O ministro do Supremo Tribunal Federal Flávio Dino defendeu a condução do colega Alexandre de Moraes no chamado inquérito das fake news, que tramita há mais de sete anos sob sua relatoria. Nas redes sociais, Dino questionou a validade de um integrante da Corte "prometer" o fim de uma investigação, sem citar diretamente o presidente do STF, Edson Fachin, que dias antes havia se manifestado pelo encerramento da apuração. A defesa de Dino ocorre em meio a um racha público no tribunal, envolvendo também o ministro André Mendonça.
Juristas ouvidos pelo GLOBO apontam que é difícil estabelecer limites temporais concretos para investigações criminais, mas alertam que a prorrogação indefinida de inquéritos pode abrir espaço para desvios de foco e arbitrariedades. Esse é justamente o argumento utilizado pela oposição e por parte dos ministros do próprio STF, que consideram haver desvio de poder na apuração conduzida por Moraes desde 2019.

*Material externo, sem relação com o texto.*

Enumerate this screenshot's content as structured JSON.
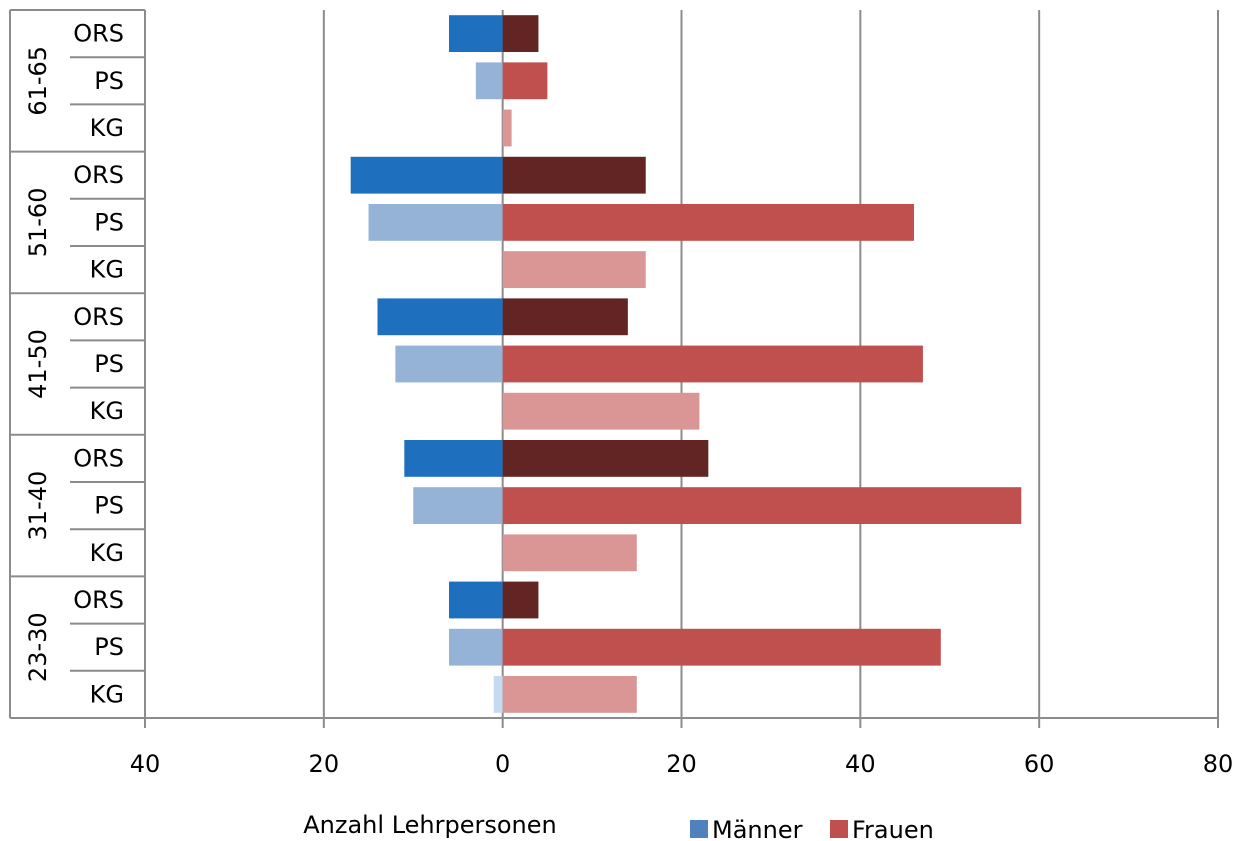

A própria Constituição Federal estabelece, de forma genérica e sem fixar prazo, que investigados têm o direito à duração razoável do processo. Esse conceito, no entanto, depende de interpretação caso a caso, o que gera insegurança jurídica. A ausência de um marco temporal definido permite que investigações se estendam indefinidamente, muitas vezes mudando de objeto ao longo do tempo.
O inquérito das fake news é apontado como exemplo dessa situação, tendo acumulado diferentes alvos e escopo ao longo dos anos. A questão central debateuda é até que ponto a continuidade de uma apuração sem prazo determinado pode comprometer garantias fundamentais dos investigados e gerar riscos de abuso de autoridade.